Goernemann relies on lessons from her time on the team to get her through. “Endurance and perseverance are two things we are very familiar with, so we knew that this, as painful as it was, was still going to be a great teaching lesson,” she said. “Saying goodbye is never easy and we knew that the most important message to take from this situation is to not take anything for granted and to be grateful for the opportunity to even have 3.75 years. This may be our goodbye to our sport, but nothing could break the bond we have with our teammates, our coaches and everyone who has supported us over the years.”

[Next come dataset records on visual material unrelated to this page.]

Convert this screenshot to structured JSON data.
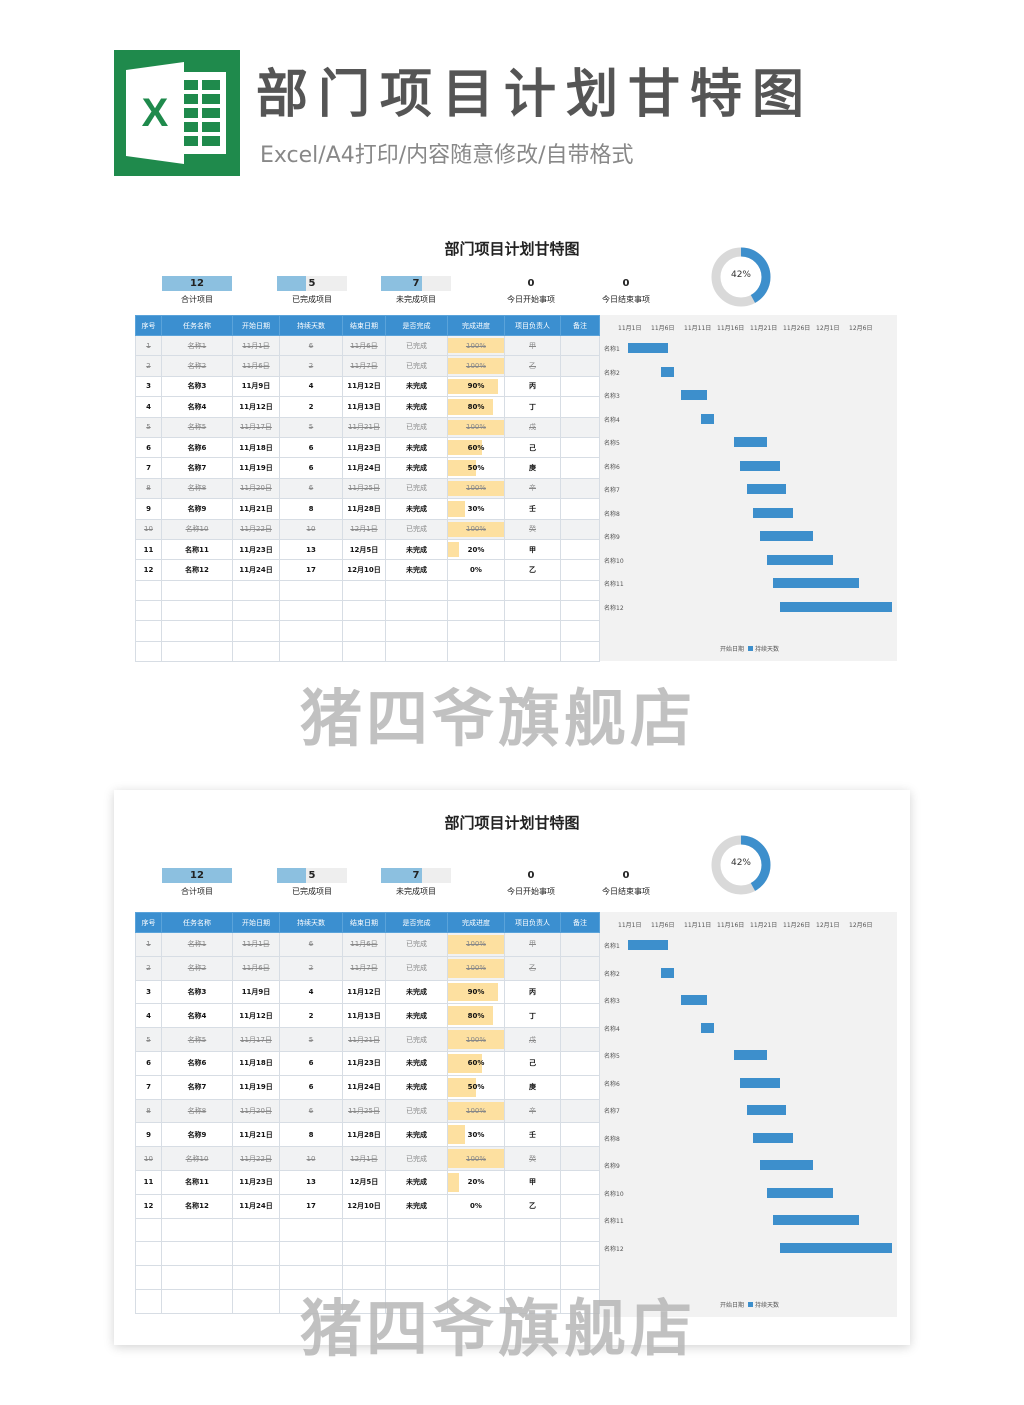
{
  "header": {
    "title": "部门项目计划甘特图",
    "subtitle": "Excel/A4打印/内容随意修改/自带格式",
    "logo_letter": "X"
  },
  "sheet": {
    "title": "部门项目计划甘特图",
    "stats": [
      {
        "value": "12",
        "label": "合计项目",
        "fill": 1.0
      },
      {
        "value": "5",
        "label": "已完成项目",
        "fill": 0.42
      },
      {
        "value": "7",
        "label": "未完成项目",
        "fill": 0.58
      },
      {
        "value": "0",
        "label": "今日开始事项",
        "fill": 0
      },
      {
        "value": "0",
        "label": "今日结束事项",
        "fill": 0
      }
    ],
    "donut": {
      "percent": "42%",
      "value": 0.42
    },
    "columns": [
      "序号",
      "任务名称",
      "开始日期",
      "持续天数",
      "结束日期",
      "是否完成",
      "完成进度",
      "项目负责人",
      "备注"
    ],
    "rows": [
      {
        "no": "1",
        "name": "名称1",
        "start": "11月1日",
        "days": "6",
        "end": "11月6日",
        "status": "已完成",
        "progress": "100%",
        "progress_value": 1.0,
        "owner": "甲",
        "done": true
      },
      {
        "no": "2",
        "name": "名称2",
        "start": "11月6日",
        "days": "2",
        "end": "11月7日",
        "status": "已完成",
        "progress": "100%",
        "progress_value": 1.0,
        "owner": "乙",
        "done": true
      },
      {
        "no": "3",
        "name": "名称3",
        "start": "11月9日",
        "days": "4",
        "end": "11月12日",
        "status": "未完成",
        "progress": "90%",
        "progress_value": 0.9,
        "owner": "丙",
        "done": false
      },
      {
        "no": "4",
        "name": "名称4",
        "start": "11月12日",
        "days": "2",
        "end": "11月13日",
        "status": "未完成",
        "progress": "80%",
        "progress_value": 0.8,
        "owner": "丁",
        "done": false
      },
      {
        "no": "5",
        "name": "名称5",
        "start": "11月17日",
        "days": "5",
        "end": "11月21日",
        "status": "已完成",
        "progress": "100%",
        "progress_value": 1.0,
        "owner": "戊",
        "done": true
      },
      {
        "no": "6",
        "name": "名称6",
        "start": "11月18日",
        "days": "6",
        "end": "11月23日",
        "status": "未完成",
        "progress": "60%",
        "progress_value": 0.6,
        "owner": "己",
        "done": false
      },
      {
        "no": "7",
        "name": "名称7",
        "start": "11月19日",
        "days": "6",
        "end": "11月24日",
        "status": "未完成",
        "progress": "50%",
        "progress_value": 0.5,
        "owner": "庚",
        "done": false
      },
      {
        "no": "8",
        "name": "名称8",
        "start": "11月20日",
        "days": "6",
        "end": "11月25日",
        "status": "已完成",
        "progress": "100%",
        "progress_value": 1.0,
        "owner": "辛",
        "done": true
      },
      {
        "no": "9",
        "name": "名称9",
        "start": "11月21日",
        "days": "8",
        "end": "11月28日",
        "status": "未完成",
        "progress": "30%",
        "progress_value": 0.3,
        "owner": "壬",
        "done": false
      },
      {
        "no": "10",
        "name": "名称10",
        "start": "11月22日",
        "days": "10",
        "end": "12月1日",
        "status": "已完成",
        "progress": "100%",
        "progress_value": 1.0,
        "owner": "癸",
        "done": true
      },
      {
        "no": "11",
        "name": "名称11",
        "start": "11月23日",
        "days": "13",
        "end": "12月5日",
        "status": "未完成",
        "progress": "20%",
        "progress_value": 0.2,
        "owner": "甲",
        "done": false
      },
      {
        "no": "12",
        "name": "名称12",
        "start": "11月24日",
        "days": "17",
        "end": "12月10日",
        "status": "未完成",
        "progress": "0%",
        "progress_value": 0,
        "owner": "乙",
        "done": false
      }
    ],
    "empty_rows": 4,
    "gantt": {
      "ticks": [
        "11月1日",
        "11月6日",
        "11月11日",
        "11月16日",
        "11月21日",
        "11月26日",
        "12月1日",
        "12月6日"
      ],
      "labels": [
        "名称1",
        "名称2",
        "名称3",
        "名称4",
        "名称5",
        "名称6",
        "名称7",
        "名称8",
        "名称9",
        "名称10",
        "名称11",
        "名称12"
      ],
      "start_day": [
        0,
        5,
        8,
        11,
        16,
        17,
        18,
        19,
        20,
        21,
        22,
        23
      ],
      "duration": [
        6,
        2,
        4,
        2,
        5,
        6,
        6,
        6,
        8,
        10,
        13,
        17
      ],
      "legend_start": "开始日期",
      "legend_duration": "持续天数",
      "bar_color": "#3d8fcc"
    }
  },
  "watermark": "猪四爷旗舰店",
  "colors": {
    "header_blue": "#3b8fd0",
    "stat_fill": "#8cc0e0",
    "progress": "#fde0a0",
    "logo_green": "#1f8a4c"
  }
}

Nathaniel Holic is a senior on the men’s lacrosse team. “Obviously, I am very upset that I and my peers of seniors lost our final season. It feels as though it was taken from us while everyone before us played the last game knowing that it could be their last game, the thought wasn’t even in the back of our mind when we played Catholic,” said Holic.

While mourning the loss of the season, Holic believes preventing the loss of lives is more important. “As a senior class, we had a lot of team goals as well as individual goals that we felt we didn’t get the opportunity to complete. Although it is such an upsetting time, if doing this saves lives it is absolutely worth it. Knowing that it may save one of my grandparents or one of my peer’s grandparents makes the loss worth it.”

Overall, seniors were both saddened by the inability to compete during their senior year and appreciative of the opportunity to play for Mary Wash.